気くばりのすすめ 最終版
著 者:鈴木健二
出版社:さくら舎
ISBN13:978-4-86581-242-8

「気くばりのすすめ」集大成

図書館発!こんな本が面白い【書評提供:図書館流通センター(TRC)】

野村隆之 / TRC データ部
週刊読書人2020年7月3日号(3346号)


本書は「気くばりのすすめ 最終版」となっているが、手に取ったときは、ベストセラーになった「気くばりのすすめ」の「改訂版」または「令和版」かと思った。ただ、読み進めていくうちに、「続々(編)」であり、また「昭和のよき社会史」、いや、「よき時代の社会史」でもある、と思うようになった。
 
著者である鈴木健二は、昭和生まれの世代で知らない人はいない、国民的アナウンサーである。「昭和のよき社会史」だけでなく、司会を三回された「紅白歌合戦」や「クイズ面白ゼミナール」、「こんにちは奥さん」、NHKのニュースなど、鈴木健二ならではのNHKの放送史の裏話も知ることができる。そして、これらの番組での経験を通して「気くばり」について述べている。たとえば、TVのバラエティ番組などでの出演者の品のない言葉が伝播し、日本人の言葉づかいが低下している、という指摘には納得した。
 
個人的に特に気になったのは、第一章の「小学校で英語を教える時間があるなら介護を」である。小学校などでの英語教育が低年齢化する中で、介護は道徳の徳目の第一とし、英語はやめて介護の仕方を知るために、障害者や高齢者と接することが出来る所へ行った方がいいのでは、と述べている。
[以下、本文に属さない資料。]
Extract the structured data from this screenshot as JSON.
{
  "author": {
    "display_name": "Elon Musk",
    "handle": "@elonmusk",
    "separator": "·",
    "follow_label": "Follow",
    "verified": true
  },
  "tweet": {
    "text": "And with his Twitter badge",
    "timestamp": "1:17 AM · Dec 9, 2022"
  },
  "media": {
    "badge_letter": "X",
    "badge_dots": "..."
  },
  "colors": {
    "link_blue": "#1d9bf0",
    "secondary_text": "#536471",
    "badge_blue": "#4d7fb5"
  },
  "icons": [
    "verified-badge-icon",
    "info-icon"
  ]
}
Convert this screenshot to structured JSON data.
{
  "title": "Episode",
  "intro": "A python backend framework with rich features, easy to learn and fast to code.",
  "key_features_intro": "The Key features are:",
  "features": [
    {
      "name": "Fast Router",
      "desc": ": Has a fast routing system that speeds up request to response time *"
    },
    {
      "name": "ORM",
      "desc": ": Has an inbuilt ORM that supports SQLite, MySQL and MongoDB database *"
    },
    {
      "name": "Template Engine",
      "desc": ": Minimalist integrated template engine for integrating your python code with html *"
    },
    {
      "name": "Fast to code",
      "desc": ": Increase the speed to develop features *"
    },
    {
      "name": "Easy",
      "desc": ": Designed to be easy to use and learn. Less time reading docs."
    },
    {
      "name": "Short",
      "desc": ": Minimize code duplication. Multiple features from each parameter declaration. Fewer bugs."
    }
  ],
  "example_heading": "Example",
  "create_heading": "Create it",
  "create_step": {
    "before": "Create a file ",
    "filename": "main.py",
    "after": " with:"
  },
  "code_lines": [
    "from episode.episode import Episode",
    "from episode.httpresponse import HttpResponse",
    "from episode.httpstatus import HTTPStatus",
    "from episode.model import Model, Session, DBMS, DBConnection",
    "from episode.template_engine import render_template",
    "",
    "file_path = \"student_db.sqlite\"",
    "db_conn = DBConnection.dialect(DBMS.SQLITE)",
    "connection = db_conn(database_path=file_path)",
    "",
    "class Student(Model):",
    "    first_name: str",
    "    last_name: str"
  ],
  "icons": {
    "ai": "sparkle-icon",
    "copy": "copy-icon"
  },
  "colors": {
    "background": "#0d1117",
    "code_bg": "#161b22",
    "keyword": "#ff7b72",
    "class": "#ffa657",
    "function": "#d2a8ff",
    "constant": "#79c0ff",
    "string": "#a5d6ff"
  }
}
また、同章に「生命誕生の感激」があり、若い看護師の話が書かれている。それらのエピソードを通して、誕生から死までの人との関係、そして、想いについても考えさせられた。
 
「気くばりのすすめ」は一九八二年、「気くばりのすすめ 続」は一九八三年に出されているが、私が読んだのは「気くばりのすすめ」の文庫本で二十年以上も前のこと。「続」は読んでいなかったので、同タイトルの三冊の読み比べができないが、おそらく著者にとっては集大成の三部作といえるのではないだろうか。
 
「気くばり」という言葉は著者の会話にしばしば登場した「気くばり」から、編集者が書名に思いついたそうである。どの年代の方が読まれても、うなずかれたり、胸にぐっと来たりする部分があると思うが、鈴木健二のことを知らないような、若い世代の方にこそ読んでいただきたいと思う本である。